L’allié des Israéliens a bien accédé à la magistrature suprême, mais pour une présidence éphémère toutefois. Bachir Gemayel sera tué dans un attentat à la veille de sa prise de pouvoir et les Israéliens éclaboussés par les massacres des camps palestiniens de Sabra-Chatila qui ont suivi son assassinat.

Le Conseil de Sécurité, instrument obsolète de l’intimidation et de punition.

Le Conseil de sécurité, dont la composition reflète les rapports des forces sur le plan international à la fin de la II me Guerre mondiale (1939-1945), avec une surreprésentation de l’Europe et une absence totale de l’Afrique, de la sphère musulmane et de l’Inde, foyer de l’Hindouisme, avec 1,7 milliards d’habitants- soit autant que l‘Europe et les Etats-Unis- souffre de déséquilibres structurels. A l’image de la Ligue arabe captive des pétromonarchies rétrogrades.

Toujours dirigé du Nord vers le Sud, à l‘image de la Justice Internationale, le Conseil de sécurité est désormais un instrument obsolète.

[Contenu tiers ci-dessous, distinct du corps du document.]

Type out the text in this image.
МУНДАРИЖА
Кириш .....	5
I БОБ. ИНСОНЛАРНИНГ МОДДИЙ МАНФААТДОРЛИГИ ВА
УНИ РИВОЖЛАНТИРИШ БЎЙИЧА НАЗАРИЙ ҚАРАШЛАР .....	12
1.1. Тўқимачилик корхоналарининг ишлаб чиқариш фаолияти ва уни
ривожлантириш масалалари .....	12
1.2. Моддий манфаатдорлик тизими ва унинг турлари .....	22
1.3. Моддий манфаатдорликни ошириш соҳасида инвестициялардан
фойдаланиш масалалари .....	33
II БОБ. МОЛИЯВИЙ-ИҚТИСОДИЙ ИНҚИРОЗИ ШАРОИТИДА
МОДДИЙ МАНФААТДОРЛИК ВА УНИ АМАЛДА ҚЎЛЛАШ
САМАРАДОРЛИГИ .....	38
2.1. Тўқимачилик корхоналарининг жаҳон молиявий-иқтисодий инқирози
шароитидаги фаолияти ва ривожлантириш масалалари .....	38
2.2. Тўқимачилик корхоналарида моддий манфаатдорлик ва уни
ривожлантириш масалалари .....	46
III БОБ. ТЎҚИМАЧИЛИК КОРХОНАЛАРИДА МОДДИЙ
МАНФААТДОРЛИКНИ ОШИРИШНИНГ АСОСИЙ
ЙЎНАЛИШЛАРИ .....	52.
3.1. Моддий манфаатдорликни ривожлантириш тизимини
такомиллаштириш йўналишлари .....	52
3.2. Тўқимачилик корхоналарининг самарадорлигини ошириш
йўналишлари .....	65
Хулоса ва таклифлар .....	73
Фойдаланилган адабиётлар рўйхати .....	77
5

Un instrument d’intimidation, de punition et d’humiliation.

Selon l’Etat major russe, la défense anti aérienne syrienne a neutralisé 71 des 103 missiles Cruse usaméricains lancés sur la Syrie, soit les 2/3 des missiles, autant dire un coup d’épée dans l’eau. « Même pas mal », pour reprendre l’expression en vogue dans la jeunesse rebelle française.

Dommage collatéral de cette équipée atlantiste, le sommet arabe qui devait se tenir dimanche 15 avril à Dammam (Arabie saoudite) est mort né, du fait de l’approbation de trois pétro-monarchies arabes (Arabie saoudite, Bahreïn et Qatar) de cette « agression caractérisée » au regard du droit international contre un pays arabe, quand bien même suspendu illégalement de l’organisation pan arabe.

Dans ce contexte, l’opération de diversion atlantiste contre la Syrie pourrait bien apparaître un jour comme une opération démagogique… pour la satisfaction d’amours propres nationaux meurtris par tant de revers successifs des stratèges occidentaux.

En accentuant le discrédit des occidentaux et de leurs supplétifs arabes, l’expédition punitive occidentale de 2018 contre la Syrie apparaît comme un remake de l’« agression tripartite de 1956 » contre l’Egypte nassérienne. Et la démonstration de force atlantiste contre la Syrie, loin d’être une manifestation de puissance retentit comme une manifestation d’impuissance devant le désastre stratégique représenté par la percée sino-russo-iranienne en Méditerranée, dont la Syrie en constitue la plateforme opérationnelle majeure. Elle ne modifiera en rien le cours de la bataille. Au grand dam de l’Otan.